The downsides of PCH

  • No option to buy the vehicle, whether you like it or not. You pay for its use through the contract term, and when the contract is over, you give it back. You may have the option to renegotiate your lease to keep the vehicle, but at the end of the new contract, you still won't own the vehicle you've been paying for. 
  • Mileage allowances and other usage restrictions encouraging a further charge if you exceed them. This can be difficult to manage when it's unpredictable how many miles you're going to drive over a certain period. 
  • Early termination charges if you want to terminate the lease before the terms are completed.

The benefits of PCP

  • Monthly payments are usually lower with PCH than HP because you're financing the difference in value due to depreciation rather than the whole value itself. 
  • Option to walk away from the vehicle if you decide you don't want it after your contract ends. This means you don't have to think about selling it or replacing it.

The drawbacks of PCP

  • Balloon payments if you want to buy the vehicle, which, as it's worked out as the Guaranteed Future Value, can be prohibitively expensive. This is one of the main differences between PCP and lease, as with lease there is no option to buy.
  • Can't sell the vehicle if you still owe finance on it. 
  • Mileage allowances and usage limits can be imposed via your contract. There could be a potentially steep penalty for breaking them. 
  • Need to keep your vehicle taxed, insured, and pay for ongoing maintenance unless your PCP contract has a specific maintenance provision.

The benefits of HP

  • Buy the vehicle outright simply through your monthly repayments. You won't have to worry about balloon payments or other charges because you'll have already paid off the car's value. 
  • No mileage estimations, so you can use the vehicle when and how you see fit without worrying about incurring additional charges.

The drawbacks of HP

  • Higher monthly payments.

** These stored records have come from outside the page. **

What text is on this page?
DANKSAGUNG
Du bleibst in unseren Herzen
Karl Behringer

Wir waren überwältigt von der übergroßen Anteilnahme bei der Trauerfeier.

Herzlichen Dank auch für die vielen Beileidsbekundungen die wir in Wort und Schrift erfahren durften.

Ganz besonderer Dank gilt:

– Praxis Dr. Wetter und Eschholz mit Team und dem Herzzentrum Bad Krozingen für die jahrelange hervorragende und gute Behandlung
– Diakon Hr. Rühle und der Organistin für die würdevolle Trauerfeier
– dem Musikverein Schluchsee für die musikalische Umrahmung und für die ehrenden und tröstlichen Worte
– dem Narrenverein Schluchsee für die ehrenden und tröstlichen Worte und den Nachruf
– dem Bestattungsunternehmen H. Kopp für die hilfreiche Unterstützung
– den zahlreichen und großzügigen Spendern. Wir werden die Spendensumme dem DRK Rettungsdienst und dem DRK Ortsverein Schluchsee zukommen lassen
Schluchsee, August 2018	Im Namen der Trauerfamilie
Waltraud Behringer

As you're financing the vehicle's full value, you'll find the monthly payments are often much higher than PCP or lease deals. 
  • Can’t sell the car unless you have completely settled the outstanding finance. 
  • Ongoing costs of running the vehicle. Unless you have specific maintenance packages on your HP deal, you will have to pay out of pocket for any maintenance and repair costs.

Which of these options is best – PCP, HP or PCH?

The answer is that none of them is inherently better than the other. They're all different and appeal to different people with different priorities. 

For example, if you want the least stressful usage experience possible and aren't bothered about owning the car, a lease deal is ideal for you. Similarly, if you find a vehicle and want to make sure you own it outright, you may prefer a hire purchase deal. There's no right or wrong answer, as long as you make sure you fully understand the terms of the deal you're agreeing to. 

The key is to look at your circumstances, budget, and preferences, then find the deal that best suits them.